MUGA is used to assess RV function in patients who have a lung disorder or an inferior LV infarct that may involve the RV. Normally, RVEF (40 to 55% with most techniques) is lower than LVEF. RVEF is subnormal in many patients with pulmonary hypertension and in patients with RV infarction or cardiomyopathy affecting the RV. Idiopathic cardiomyopathy is usually characterized by biventricular dysfunction, unlike typical CAD, which usually causes more LV than RV dysfunction.

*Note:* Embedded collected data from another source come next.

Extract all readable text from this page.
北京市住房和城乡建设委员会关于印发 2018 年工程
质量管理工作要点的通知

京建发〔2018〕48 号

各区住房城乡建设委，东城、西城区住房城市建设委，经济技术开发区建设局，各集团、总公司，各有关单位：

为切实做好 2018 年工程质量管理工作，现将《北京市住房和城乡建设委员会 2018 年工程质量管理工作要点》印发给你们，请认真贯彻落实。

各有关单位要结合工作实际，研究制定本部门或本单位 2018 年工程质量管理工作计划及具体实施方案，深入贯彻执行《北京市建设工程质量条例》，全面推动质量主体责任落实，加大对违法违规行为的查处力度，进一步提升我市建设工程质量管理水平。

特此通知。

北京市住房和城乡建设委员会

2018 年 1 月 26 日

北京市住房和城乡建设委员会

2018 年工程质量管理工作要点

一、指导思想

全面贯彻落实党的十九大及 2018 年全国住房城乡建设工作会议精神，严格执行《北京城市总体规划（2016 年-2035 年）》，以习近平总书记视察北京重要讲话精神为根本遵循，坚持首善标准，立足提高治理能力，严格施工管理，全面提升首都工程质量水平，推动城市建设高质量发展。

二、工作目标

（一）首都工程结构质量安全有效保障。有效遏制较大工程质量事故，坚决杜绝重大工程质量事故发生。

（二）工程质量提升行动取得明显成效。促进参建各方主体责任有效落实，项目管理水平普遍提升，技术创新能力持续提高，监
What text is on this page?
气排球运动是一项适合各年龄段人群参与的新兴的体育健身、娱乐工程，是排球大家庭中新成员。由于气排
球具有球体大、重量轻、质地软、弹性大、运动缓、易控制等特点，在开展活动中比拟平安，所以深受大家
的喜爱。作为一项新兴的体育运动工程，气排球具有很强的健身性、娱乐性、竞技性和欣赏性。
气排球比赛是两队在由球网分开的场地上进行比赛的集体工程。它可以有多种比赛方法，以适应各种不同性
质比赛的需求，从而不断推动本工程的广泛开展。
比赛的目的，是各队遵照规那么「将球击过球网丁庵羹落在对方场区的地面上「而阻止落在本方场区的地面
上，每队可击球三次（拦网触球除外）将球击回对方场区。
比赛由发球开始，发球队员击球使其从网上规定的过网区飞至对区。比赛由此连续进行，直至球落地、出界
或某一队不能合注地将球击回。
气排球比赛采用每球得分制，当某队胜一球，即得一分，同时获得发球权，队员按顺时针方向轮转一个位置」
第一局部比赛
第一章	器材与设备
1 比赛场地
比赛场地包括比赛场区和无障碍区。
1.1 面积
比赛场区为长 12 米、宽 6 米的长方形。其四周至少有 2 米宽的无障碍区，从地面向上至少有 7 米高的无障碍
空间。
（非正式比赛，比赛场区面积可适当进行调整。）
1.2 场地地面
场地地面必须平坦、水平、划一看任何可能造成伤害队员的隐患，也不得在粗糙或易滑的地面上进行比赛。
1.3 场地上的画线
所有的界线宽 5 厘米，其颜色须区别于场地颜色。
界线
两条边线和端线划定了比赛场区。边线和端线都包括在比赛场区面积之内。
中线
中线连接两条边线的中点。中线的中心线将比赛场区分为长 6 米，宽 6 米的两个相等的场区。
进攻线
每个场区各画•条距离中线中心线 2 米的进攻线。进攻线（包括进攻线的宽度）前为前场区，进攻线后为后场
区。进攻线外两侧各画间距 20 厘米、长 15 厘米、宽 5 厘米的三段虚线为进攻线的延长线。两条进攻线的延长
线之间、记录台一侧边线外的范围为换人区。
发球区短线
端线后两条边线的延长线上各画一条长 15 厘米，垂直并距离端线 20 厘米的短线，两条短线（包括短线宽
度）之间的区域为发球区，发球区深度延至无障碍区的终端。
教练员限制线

MUGA can be used with rest-stress protocols to assess valvular disorders that result in LV volume overload. In aortic regurgitation, a reduction in resting EF or no increase in EF with exercise is a sign of deteriorating cardiac function and may indicate a need for valvular repair. MUGA also can be used to calculate the regurgitant fraction in regurgitation of any valve. Normally, the stroke volume of the 2 ventricles is equal. However, in patients with left-sided valvular regurgitation, LV stroke volume exceeds that of the RV by an amount proportional to the regurgitant fraction. Thus, if the RV is normal, the regurgitant fraction of the LV can be calculated from the LV:RV stroke volume ratio.


With MUGA and commercially available computer programs, size of a congenital shunt can be quantified by the stroke volume ratio or, during the first transit of the marker, by the ratio of abnormal early pulmonary recirculation of radioactivity to total pulmonary radioactivity.